Given the common features cannon fodder share, the challenge is to make them interesting, but retain their role as middling foes. Books, movies, comics—possibly even dodgeball—all have established a tremendous precedent for cannon fodder. On the plus side, we know what works. On the down-side, fodder can be boring. I think there's a fine line between established models and what's trite. And who wants trite?
So here's some ways I've seen (and thought of) to make cannon fodder more interesting. Basically, take one of the examples above and tweak it with one of the traits below. Or use an example as-is, and give traits only to a certain segment of the population.
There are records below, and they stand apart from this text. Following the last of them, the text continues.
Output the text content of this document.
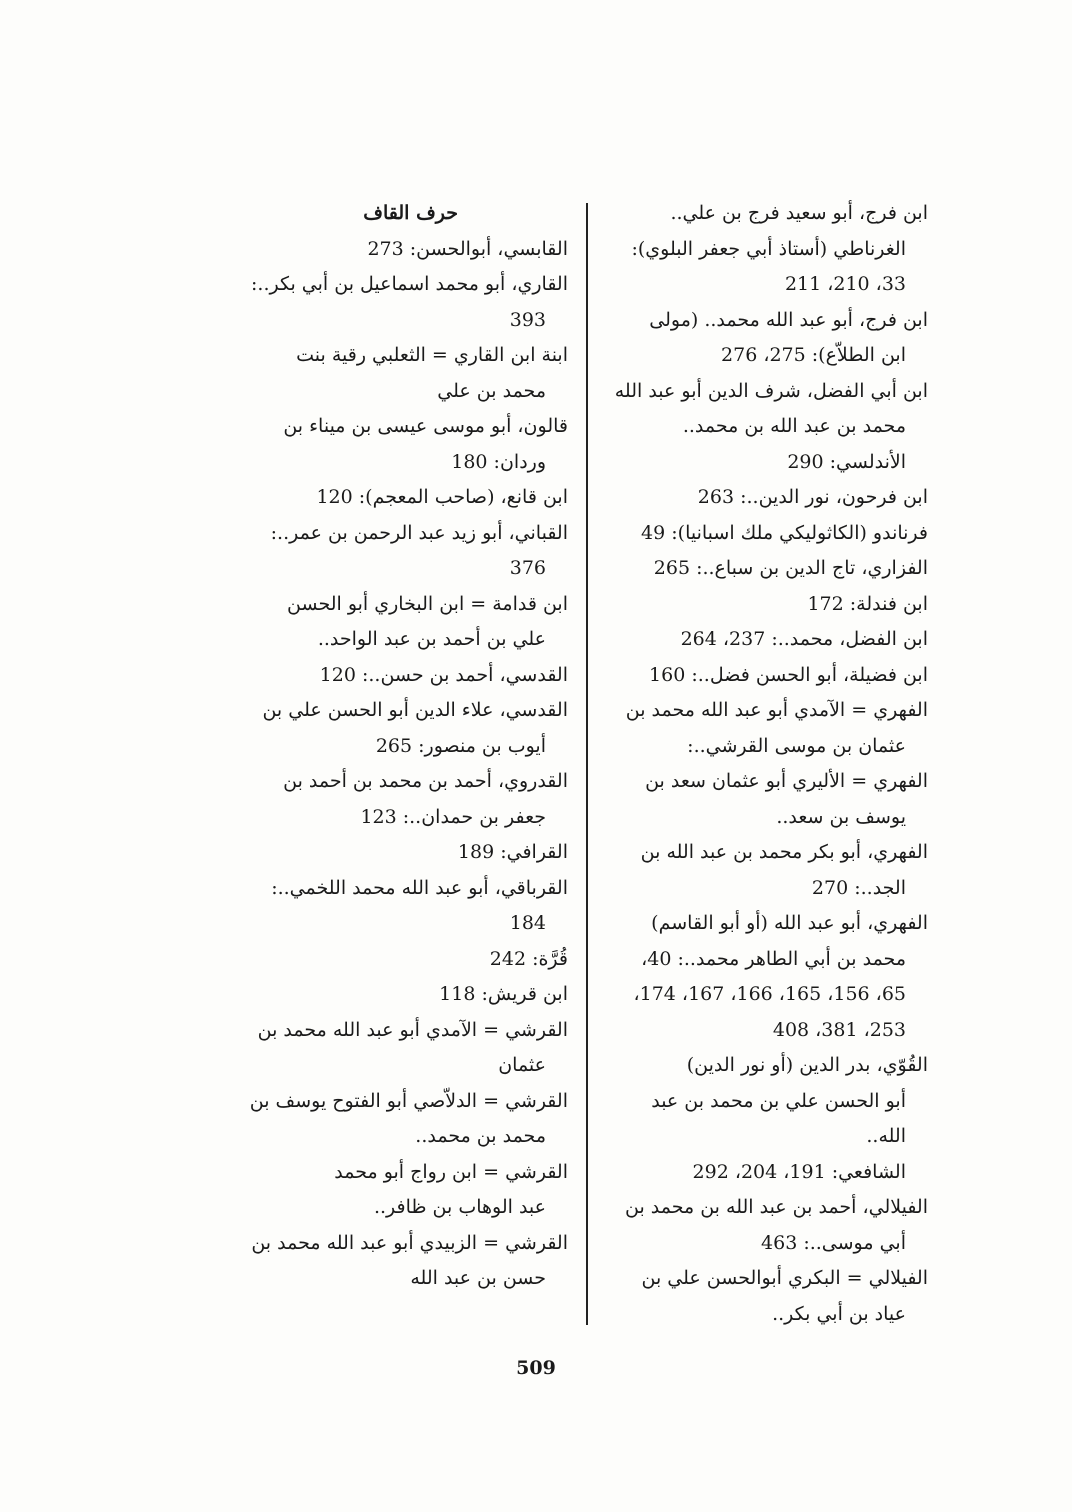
ابن فرج، أبو سعيد فرج بن علي..
الغرناطي (أستاذ أبي جعفر البلوي):
33، 210، 211
ابن فرج، أبو عبد الله محمد.. (مولى
ابن الطلاّع): 275، 276
ابن أبي الفضل، شرف الدين أبو عبد الله
محمد بن عبد الله بن محمد..
الأندلسي: 290
ابن فرحون، نور الدين..: 263
فرناندو (الكاثوليكي ملك اسبانيا): 49
الفزاري، تاج الدين بن سباع..: 265
ابن فندلة: 172
ابن الفضل، محمد..: 237، 264
ابن فضيلة، أبو الحسن فضل..: 160
الفهري = الآمدي أبو عبد الله محمد بن
عثمان بن موسى القرشي..:
الفهري = الأليري أبو عثمان سعد بن
يوسف بن سعد..
الفهري، أبو بكر محمد بن عبد الله بن
الجد..: 270
الفهري، أبو عبد الله (أو أبو القاسم)
محمد بن أبي الطاهر محمد..: 40،
65، 156، 165، 166، 167، 174،
253، 381، 408
القُوّي، بدر الدين (أو نور الدين)
أبو الحسن علي بن محمد بن عبد الله..
الشافعي: 191، 204، 292
الفيلالي، أحمد بن عبد الله بن محمد بن
أبي موسى..: 463
الفيلالي = البكري أبوالحسن علي بن
عياد بن أبي بكر..
حرف القاف
القابسي، أبوالحسن: 273
القاري، أبو محمد اسماعيل بن أبي بكر..:
393
ابنة ابن القاري = الثعلبي رقية بنت
محمد بن علي
قالون، أبو موسى عيسى بن ميناء بن
وردان: 180
ابن قانع، (صاحب المعجم): 120
القباني، أبو زيد عبد الرحمن بن عمر..:
376
ابن قدامة = ابن البخاري أبو الحسن
علي بن أحمد بن عبد الواحد..
القدسي، أحمد بن حسن..: 120
القدسي، علاء الدين أبو الحسن علي بن
أيوب بن منصور: 265
القدروي، أحمد بن محمد بن أحمد بن
جعفر بن حمدان..: 123
القرافي: 189
القرباقي، أبو عبد الله محمد اللخمي..:
184
قُرَّة: 242
ابن قريش: 118
القرشي = الآمدي أبو عبد الله محمد بن
عثمان
القرشي = الدلاّصي أبو الفتوح يوسف بن
محمد بن محمد..
القرشي = ابن رواج أبو محمد
عبد الوهاب بن ظافر..
القرشي = الزبيدي أبو عبد الله محمد بن
حسن بن عبد الله
509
Either way, my recommendation is not to give cannon fodder more than one of these traits (because if they become too special, they cease being cannon fodder); roll 1d6+1d4 below:
Acid for blood (splashes on melee opponents when struck)
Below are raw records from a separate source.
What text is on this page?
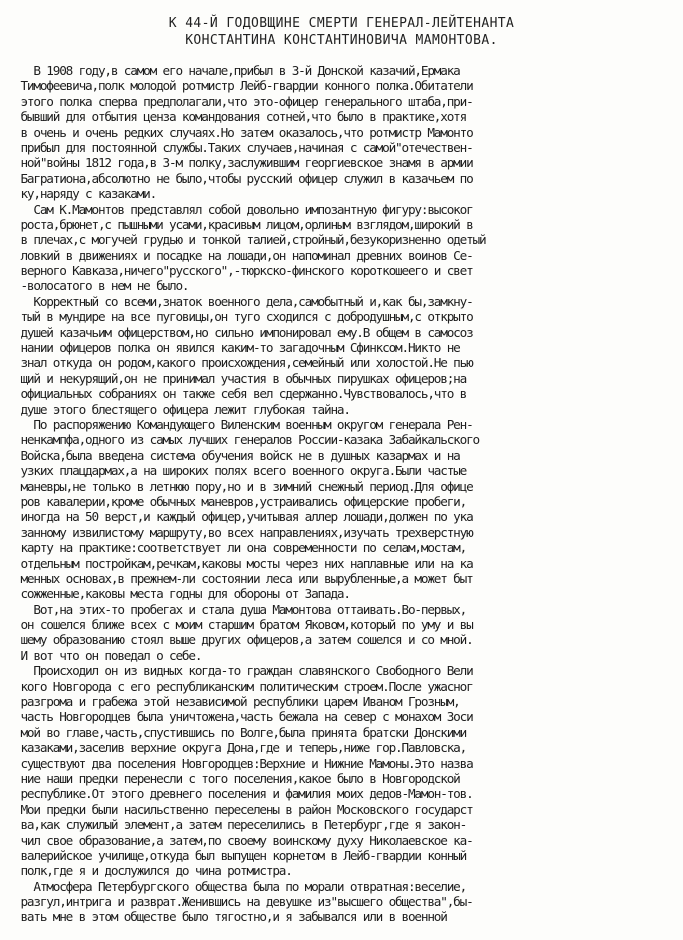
К 44-Й ГОДОВЩИНЕ СМЕРТИ ГЕНЕРАЛ-ЛЕЙТЕНАНТА
КОНСТАНТИНА КОНСТАНТИНОВИЧА МАМОНТОВА.
В 1908 году,в самом его начале,прибыл в 3-й Донской казачий,Ермака
Тимофеевича,полк молодой ротмистр Лейб-гвардии конного полка.Обитатели
этого полка сперва предполагали,что это-офицер генерального штаба,при-
бывший для отбытия ценза командования сотней,что было в практике,хотя
в очень и очень редких случаях.Но затем оказалось,что ротмистр Мамонто
прибыл для постоянной службы.Таких случаев,начиная с самой"отечествен-
ной"войны 1812 года,в 3-м полку,заслужившим георгиевское знамя в армии
Багратиона,абсолютно не было,чтобы русский офицер служил в казачьем по
ку,наряду с казаками.
Сам К.Мамонтов представлял собой довольно импозантную фигуру:высоког
роста,брюнет,с пышными усами,красивым лицом,орлиным взглядом,широкий в
в плечах,с могучей грудью и тонкой талией,стройный,безукоризненно одетый
ловкий в движениях и посадке на лошади,он напоминал древних воинов Се-
верного Кавказа,ничего"русского",-тюркско-финского короткошеего и свет
-волосатого в нем не было.
Корректный со всеми,знаток военного дела,самобытный и,как бы,замкну-
тый в мундире на все пуговицы,он туго сходился с добродушным,с открыто
душей казачьим офицерством,но сильно импонировал ему.В общем в самосоз
нании офицеров полка он явился каким-то загадочным Сфинксом.Никто не
знал откуда он родом,какого происхождения,семейный или холостой.Не пью
щий и некурящий,он не принимал участия в обычных пирушках офицеров;на
официальных собраниях он также себя вел сдержанно.Чувствовалось,что в
душе этого блестящего офицера лежит глубокая тайна.
По распоряжению Командующего Виленским военным округом генерала Рен-
ненкампфа,одного из самых лучших генералов России-казака Забайкальского
Войска,была введена система обучения войск не в душных казармах и на
узких плацдармах,а на широких полях всего военного округа.Были частые
маневры,не только в летнюю пору,но и в зимний снежный период.Для офице
ров кавалерии,кроме обычных маневров,устраивались офицерские пробеги,
иногда на 50 верст,и каждый офицер,учитывая аллер лошади,должен по ука
занному извилистому маршруту,во всех направлениях,изучать трехверстную
карту на практике:соответствует ли она современности по селам,мостам,
отдельным постройкам,речкам,каковы мосты через них наплавные или на ка
менных основах,в прежнем-ли состоянии леса или вырубленные,а может быт
сожженные,каковы места годны для обороны от Запада.
Вот,на этих-то пробегах и стала душа Мамонтова оттаивать.Во-первых,
он сошелся ближе всех с моим старшим братом Яковом,который по уму и вы
шему образованию стоял выше других офицеров,а затем сошелся и со мной.
И вот что он поведал о себе.
Происходил он из видных когда-то граждан славянского Свободного Вели
кого Новгорода с его республиканским политическим строем.После ужасног
разгрома и грабежа этой независимой республики царем Иваном Грозным,
часть Новгородцев была уничтожена,часть бежала на север с монахом Зоси
мой во главе,часть,спустившись по Волге,была принята братски Донскими
казаками,заселив верхние округа Дона,где и теперь,ниже гор.Павловска,
существуют два поселения Новгородцев:Верхние и Нижние Мамоны.Это назва
ние наши предки перенесли с того поселения,какое было в Новгородской
республике.От этого древнего поселения и фамилия моих дедов-Мамон-тов.
Мои предки были насильственно переселены в район Московского государст
ва,как служилый элемент,а затем переселились в Петербург,где я закон-
чил свое образование,а затем,по своему воинскому духу Николаевское ка-
валерийское училище,откуда был выпущен корнетом в Лейб-гвардии конный
полк,где я и дослужился до чина ротмистра.
Атмосфера Петербургского общества была по морали отвратная:веселие,
разгул,интрига и разврат.Женившись на девушке из"высшего общества",бы-
вать мне в этом обществе было тягостно,и я забывался или в военной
Weapon damage (hard skin can shatter blades or turn them to rust)
Immune to specific material (steel, iron, obsidian, wood) or attack type (fire, frost, acid)
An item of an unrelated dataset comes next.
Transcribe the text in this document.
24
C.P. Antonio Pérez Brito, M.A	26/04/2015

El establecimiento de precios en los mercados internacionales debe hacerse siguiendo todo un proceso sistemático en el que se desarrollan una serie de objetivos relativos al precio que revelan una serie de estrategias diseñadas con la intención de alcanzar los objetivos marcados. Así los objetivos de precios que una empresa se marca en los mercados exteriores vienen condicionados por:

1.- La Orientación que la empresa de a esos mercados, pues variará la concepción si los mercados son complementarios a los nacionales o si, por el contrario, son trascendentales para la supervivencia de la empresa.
Force field (prevents melee attacks, so long as fodder doesn't fight back)
Special result when killed
Petrifaction (turn to stone when killed, binding melee weapons into the body; require roll to extract)
Noxious (corpse evaporates into toxic vapours)
Reanimated (corpse rises in 1d4 rounds (in a weakened state) and must be destroyed by fire, acid, holy water, etc.)
Useful (body part has value, like a fire beetle's glowing antennae, or a gland that alchemists crave)
Soldier caste (better attacks and extra damage)
Scout caste (weak in melee, but stealthy and observant and has some killer ranged strike)
Tank caste (slow moving, but can take a terrific beating and deal out a lot of damage when it attacks every third round)
Thinker caste (signals commands to subordinates via telepathy or pheromones)
Very strong (extra melee damage)
Very dextrous (harder to hit or fights with a weapon in each hand)
Natural attack supplements weapon use (and this has to be memorable, like a snapping inner jaw, venomous scorpion tail, or barbed goring horns)
Reinforcements (can summon comrades from afar; they appear in 1d6 rounds)
Photosensitive (overall penalty in bright light)
Vulnerable only to specific material (cold iron, silver, obsidian, wood) or attack type (fire, frost, acid)
Berserker (uncontrolled when confronted by foes of certain race, nationality, religion, etc.)
Cowards (automatic retreat if outnumbered—even by one)
Naked (eschew armour in favour of some other form of (real or imagined) protection)
Stalwart (never need to check morale and will always fight to the death)
Assassins (refuse to engage in a stand-up fight, preferring instead to attack at range from prepared positions)
Unique weapon (some cool blade, gun, throwing star, or whatever that does great damage, but is usable only by the fodder race)
I've left these system-agnostic, but you should have no problems adapting them to your favourite RPG. Like Chimera, which I suggest you play. Everybody's doing it...it'll make you feel good.
Two simple questions: (1) what examples from books or movies come to your mind when I say "cannon fodder," and (2) what do you do in your campaign to make cannon fodder memorable?